Collins & Lacy wins motion to dismiss crossclaim, Opinion published in SC Lawyers Weekly
Civil Practice – Federal Jurisdiction – Diversity – Interpleader – Insurance Proceeds – Non-Diverse Counterclaim Defendant – Crossclaim — Domestic DisputeBy S.C. Lawyers Weekly staff
Published: April 18, 2012
Time posted: 4:25 pm
Tags: Civil Practice, Crossclaim, Diversity, Domestic Dispute, Federal Jurisdiction, Insurance Proceeds, Interpleader, Non-Diverse Counterclaim Defendant
Barber v. American Family Home Insurance Co. (Lawyers Weekly No. 002-075-12, 9 pp.) (Joseph F. Anderson Jr., J.) 3:11-cv-02328; D.S.C.
Holding: Plaintiff Nancy Barber filed a breach of contract action against the defendant-insurer after the insurer made a check for insurance proceeds payable to both Nancy Barber and Kelly Barber. The insurer removed on the basis of diversity jurisdiction and filed a counterclaim against Nancy and Kelly Barber, both of whom are S.C. residents. Under United Capitol Insurance Co. v. Kapiloff, 155 F.3d 488 (1998), adding a non-diverse party as a counterclaim defendant does not destroy complete diversity for purposes of federal jurisdiction.
Plaintiff’s motion to remand to state court is denied. Plaintiff’s crossclaims against Kelly Barber are dismissed.
Plaintiff’s crossclaims against Kelly Barber arise out of an alleged domestic dispute. For the most part, evidence related to the crossclaims is entirely different than evidence regarding the insurance contract. The logical relationship between the complaint, the counterclaim, and the crossclaims is not sufficiently meaningful to satisfy Fed. R. Civ. P. 13(g) (crossclaims) or 14(a)(3) (third-party claims).
Because the torts alleged in the crossclaims do not involve the same transaction or occurrence as the complaint and counterclaim, the crossclaims do not fall within the scope of Rules 13(g) and 14(a)(3). As such, the assault, battery, intentional infliction of emotional distress, negligence per se, and gross negligence claims should be dismissed.

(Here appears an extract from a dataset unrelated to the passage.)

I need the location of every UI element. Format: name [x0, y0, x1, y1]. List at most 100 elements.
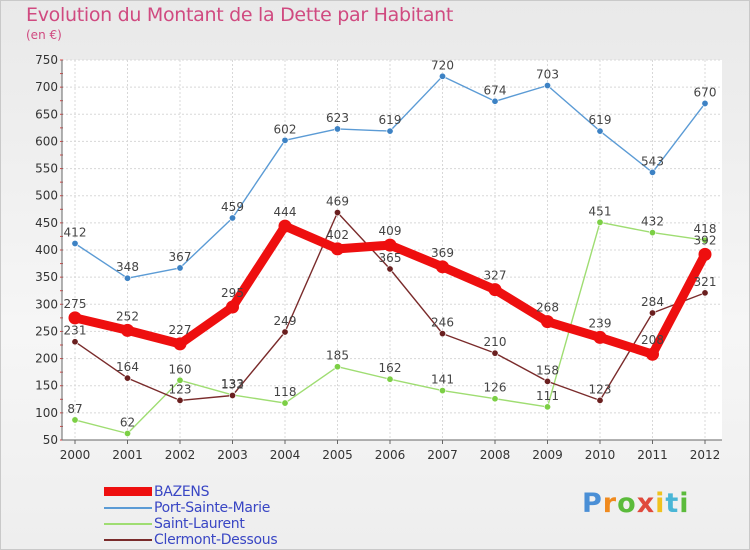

Furthermore, Kelly Barber has been made a party pursuant to Rule 13, via either Rule 19 (compulsory joinder) or Rule 20 (permissive joinder). Because the Barbers are both S.C. citizens, this court’s exercise of supplemental jurisdiction over Nancy Barber’s crossclaims against Kelly Barber would be inconsistent with the jurisdictional requirements of 28 U.S.C. § 1332. Such supplemental jurisdiction is expressly prohibited by 28 U.S.C. § 1367(b); thus, this court is constrained to dismiss all of the causes of action asserted in the crossclaim against Kelly Barber.